There are three main ways to put a SQL Server under source control:
► Manually–The developer scripts out every table/stored procedure/trigger/function/view by hand. Any changes to these objects require the developer to script out the object and then check it like in any other file. You can use any source control system you want.
► Visual Studio Database Project–This visual studio type will script all of your database objects out for you and check them into any source control system you want. This is an offline method of managing database objects and it requires you to publish your code changes to a development server by hand, but it will still save a ton of time over the manual method.
► Red Gate–This is an online method for source control. Red Gate connects directly to the SQL Server and does not allow database changes unless the objects are checked out and then checked back in. Red Gate handles conflicts and merging.

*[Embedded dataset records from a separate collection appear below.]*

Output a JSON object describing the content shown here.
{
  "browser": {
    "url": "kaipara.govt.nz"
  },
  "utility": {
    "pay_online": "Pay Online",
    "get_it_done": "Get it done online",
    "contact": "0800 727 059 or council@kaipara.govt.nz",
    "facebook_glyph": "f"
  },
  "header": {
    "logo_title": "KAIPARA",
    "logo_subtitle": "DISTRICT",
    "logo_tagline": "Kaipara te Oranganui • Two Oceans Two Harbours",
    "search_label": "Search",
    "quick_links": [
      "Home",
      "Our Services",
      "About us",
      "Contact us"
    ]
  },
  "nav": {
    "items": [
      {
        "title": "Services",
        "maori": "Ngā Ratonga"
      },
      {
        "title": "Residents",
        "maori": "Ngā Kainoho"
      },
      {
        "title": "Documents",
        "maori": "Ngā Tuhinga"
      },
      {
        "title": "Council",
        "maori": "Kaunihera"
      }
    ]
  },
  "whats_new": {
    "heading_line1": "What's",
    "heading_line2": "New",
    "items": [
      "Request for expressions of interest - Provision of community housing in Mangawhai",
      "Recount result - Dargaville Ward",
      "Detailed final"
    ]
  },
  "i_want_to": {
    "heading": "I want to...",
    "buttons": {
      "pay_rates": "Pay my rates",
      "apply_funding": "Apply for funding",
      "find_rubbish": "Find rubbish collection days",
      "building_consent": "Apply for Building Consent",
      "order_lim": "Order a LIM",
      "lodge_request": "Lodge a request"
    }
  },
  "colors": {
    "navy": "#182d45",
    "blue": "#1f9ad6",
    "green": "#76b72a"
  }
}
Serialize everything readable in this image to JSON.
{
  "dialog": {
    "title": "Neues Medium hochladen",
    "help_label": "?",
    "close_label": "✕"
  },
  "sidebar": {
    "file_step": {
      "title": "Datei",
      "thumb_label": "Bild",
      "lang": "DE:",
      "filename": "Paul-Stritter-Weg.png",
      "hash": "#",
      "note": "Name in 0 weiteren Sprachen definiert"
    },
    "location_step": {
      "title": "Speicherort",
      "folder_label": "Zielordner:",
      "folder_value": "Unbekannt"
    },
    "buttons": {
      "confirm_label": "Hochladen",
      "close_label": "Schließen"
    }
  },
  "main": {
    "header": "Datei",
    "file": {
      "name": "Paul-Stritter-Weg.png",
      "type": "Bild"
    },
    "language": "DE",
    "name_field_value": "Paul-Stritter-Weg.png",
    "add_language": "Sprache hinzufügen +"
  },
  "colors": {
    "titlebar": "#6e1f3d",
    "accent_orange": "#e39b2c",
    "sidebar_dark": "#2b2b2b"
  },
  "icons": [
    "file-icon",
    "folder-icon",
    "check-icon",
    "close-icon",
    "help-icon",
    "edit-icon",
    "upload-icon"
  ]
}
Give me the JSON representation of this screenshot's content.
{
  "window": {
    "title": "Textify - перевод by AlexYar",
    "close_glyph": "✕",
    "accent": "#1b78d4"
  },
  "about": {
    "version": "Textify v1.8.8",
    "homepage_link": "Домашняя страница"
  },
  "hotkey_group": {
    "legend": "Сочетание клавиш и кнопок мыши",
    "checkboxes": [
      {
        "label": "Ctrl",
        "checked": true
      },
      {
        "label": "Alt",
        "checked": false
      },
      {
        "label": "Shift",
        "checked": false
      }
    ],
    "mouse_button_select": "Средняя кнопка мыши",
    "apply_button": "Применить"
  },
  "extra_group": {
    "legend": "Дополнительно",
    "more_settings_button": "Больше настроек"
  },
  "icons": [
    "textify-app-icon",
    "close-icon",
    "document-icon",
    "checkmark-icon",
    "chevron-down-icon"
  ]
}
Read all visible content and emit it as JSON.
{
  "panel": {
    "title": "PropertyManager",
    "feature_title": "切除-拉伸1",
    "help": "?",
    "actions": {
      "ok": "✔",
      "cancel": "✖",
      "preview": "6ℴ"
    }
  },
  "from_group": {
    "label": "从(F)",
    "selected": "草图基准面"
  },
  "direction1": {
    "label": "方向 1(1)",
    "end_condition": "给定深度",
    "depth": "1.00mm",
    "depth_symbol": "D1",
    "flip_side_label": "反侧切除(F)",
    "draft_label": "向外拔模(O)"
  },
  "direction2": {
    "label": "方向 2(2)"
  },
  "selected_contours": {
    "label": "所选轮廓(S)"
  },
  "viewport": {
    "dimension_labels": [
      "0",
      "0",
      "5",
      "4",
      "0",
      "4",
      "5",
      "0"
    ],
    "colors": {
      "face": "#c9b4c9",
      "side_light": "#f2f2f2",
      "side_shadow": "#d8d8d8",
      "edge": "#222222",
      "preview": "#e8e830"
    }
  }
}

There is a free and open-source testing framework for SQL Server called tSQLt. It works like JUnit, NUnit, and others, but is meant for the SQL language. It has all the popular mechanisms you expect in a unit testing framework, like Assert, Failure, and Mocking. In addition, it rolls back every completed test, so tests are repeatable. It also allows you to inspect tables.
In addition, RedGate and Microsoft each have respective tools that make code navigation much easier.
Automatic Deployment/ Continuous Integration
There are two products that can help here. Microsoft Team Foundation Server (TFS) has hooks into SQL Server. If you’re using a different build server, like TeamCity, CruiseControl, Jenkins, or Hudson, then RedGate has a plugin that will work with SQL Server.
The point is, with a little research and a lot of effort, you can find products to help you with all of the above challenges. Well, not all. If your database is 500GB, you’ll have to pair that down manually to a manageable level in order to have multiple copies for developers. You have to do that anyway in order to be HIPAA and/or PCI compliant.
If multiple applications share databases, this is a symptom of not having a wide data management strategy or architecture. You’ll hit change lock soon enough and will require slowing down the weeding of your overgrown data garden.
But things can get better, as long as you commit to keeping the database a major component of your ALM process, change things slowly, and don’t take no for an answer.